Iron Man 2

By now, there is a certain rhythm to the Marvel Cinematic Universe; movies are coming out on such a planned schedule, and they tend to be successes so quickly that their sequels are practically confirmed before opening weekend. And if the MCU is doing anything it is proving that maybe it’s not impossible to have a sequel that’s as good as or even better than, the original. Or perhaps more importantly, that when you look as movies not as true sequels but as the next “issue” in a comic book series, some of the pressure comes off, and you can focus on telling good stories that move the entire universe along. That certainly seems to have been the case with Iron Man 2.

As the story begins, life is getting a whole lot more complicated for Tony Stark, who has revealed himself to be Iron Man. Russian techno-criminal Ivan Vanko builds an arc reactor of his own and some electro-whips to attack Stark in public, in part to get back at him for a pretty big falling out between Vanko’s father and Stark’s own father, Howard. Meanwhile, Stark’s arc reactor is giving him palladium poisoning, and Stark’s pretty sure he’s not going to live. Add to that, rival arms maker Justin Hammer makes his move to outdo Stark in the armored suit business, much to the glee of the U.S. Government, which really doesn’t like the idea that a private citizen with more power than the military is calling his own shots. It all adds up to a combination of stresses that cracks Tony’s cool exterior and reveals a flawed, scared man underneath who realizes that his armor might make him powerful, but his power comes from his own ingenuity and courage.

Iron Man 2 is an interesting chapter in the MCU, as it’s when we finally start seeing the first real efforts to lay down the building blocks for what would lead up to the meta-movie event of the decade: The Avengers. But first, each component hero needs a standalone story, and Iron Man 2 seems to be Iron Man’s. Now that we know who Iron Man is, we need to see how he might fit into a world of other superheroes with whom he must work. One of the movie’s high points is the introduction of Natasha Romanoff, a.k.a. the Black Widow, a SHIELD super-agent who will become an Avenger herself, and who is the strongest evidence yet that this Marvel world-building exercise is actually happening. She also steals the show with an outstanding fight sequence during the movie’s finale that is Exhibit A for why the phrase “you hit like a girl” should be considered a compliment.

Iron Man 2 is also the movie that gave us the first really meaningful post-credits scene—that device which has helped to define Marvel movies in general nowadays—with a teaser shot of Thor’s hammer, to announce what is coming next. Oh, yeah.

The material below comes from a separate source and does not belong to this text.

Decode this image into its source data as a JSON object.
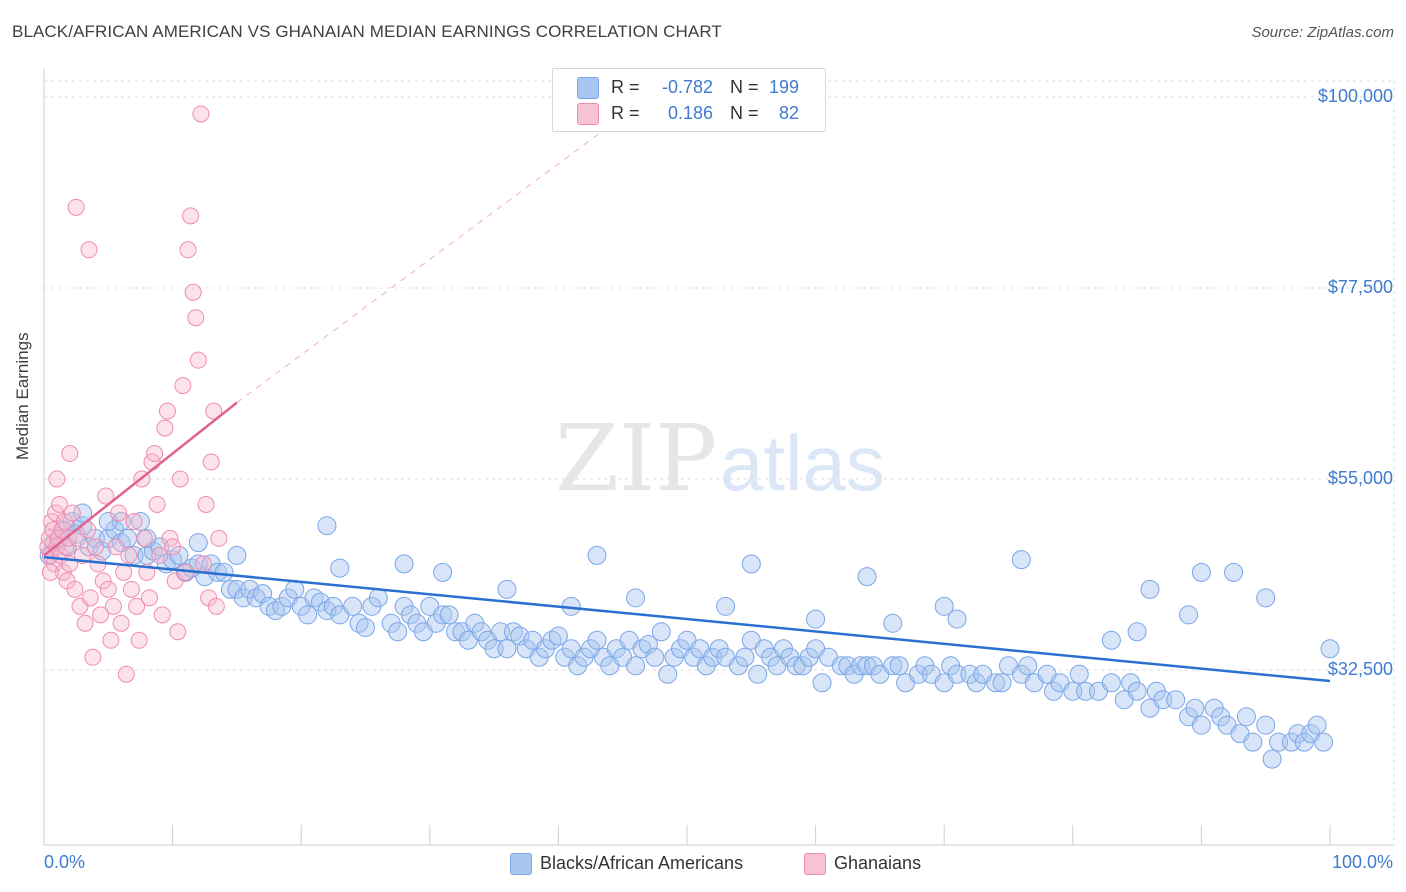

But what really makes Iron Man 2 great is how it advances the drama of our favorite characters in big, meaningful, exciting ways. The relationship between Stark and his major domo/love interest Pepper Potts takes on more significance especially as he tries to pass off his company to her, while she’s not exactly buying his fatalism. The friendship between Stark and his Air Force pal Rhodes is tested when Stark goes on a drunken bender on what he thinks will be his last birthday, and kicks off a superpowered armor brawl between he and Rhodes that leaves Stark defeated, humiliated and hung-over, and the government with its own Iron Man suit with which to tinker.

But the most fascinating drama is that between Stark and Vanko. Their fathers jointly designed the arc reactor technology that Tony has used to keep himself alive. Vanko sees Stark as nothing more than a flashy fraud, and Stark begins to wonder if maybe Vanko is right. After all, Stark still isn’t exactly a thing of legend, much of hero, or even the son Howard Stark hoped would one day succeed his own achievements with his own. For Tony, defeating Vanko (and by extension, Justin Hammer) is just a rising action, the kind of problem he excels at facing. The bigger challenge is chasing away the ghost of a doubt that Vanko’s allegations, and Tony’s own murky family history, has conjured.

The moment of truth comes after Stark’s birthday brawl, when Nick Fury pays Tony a little visit to slap him back to reality. The world is gonna need its heroes soon, and unless Stark gets his act together, our team will be a little light on the roster. He gives over to Tony some notes form his father that might prove instrumental to solving Tony’s palladium poisoning. All he has to do is invent a whole new element to do it. It’s something his father couldn’t figure out. Can he? The sequence where Tony rises to that challenge is my favorite Iron Man sequence ever because it shows our truest version of Tony Stark: a genius whose greatest joy is in the act of creation and discovery, and who sees every impossibility as a challenge to think his way around. There is an exuberance as Tony throws out the data he doesn’t need, as he tinkers relentlessly, as he absent-mindedly uses Captain America’s shield to shim one of his other tools…and in the end, he creates the element he needs. And the best part about it all? He doesn’t even name it. He just puts it to use and goes back to being Iron Man. There is a lot of bluster and bravado about Tony, and he’s still a pretty smarmy jerk sometimes. But in that moment, we see that whatever Vanko said about him is wrong. Tony Stark is no fraud. He is no thief. He’s a builder of wonders. And a man of iron.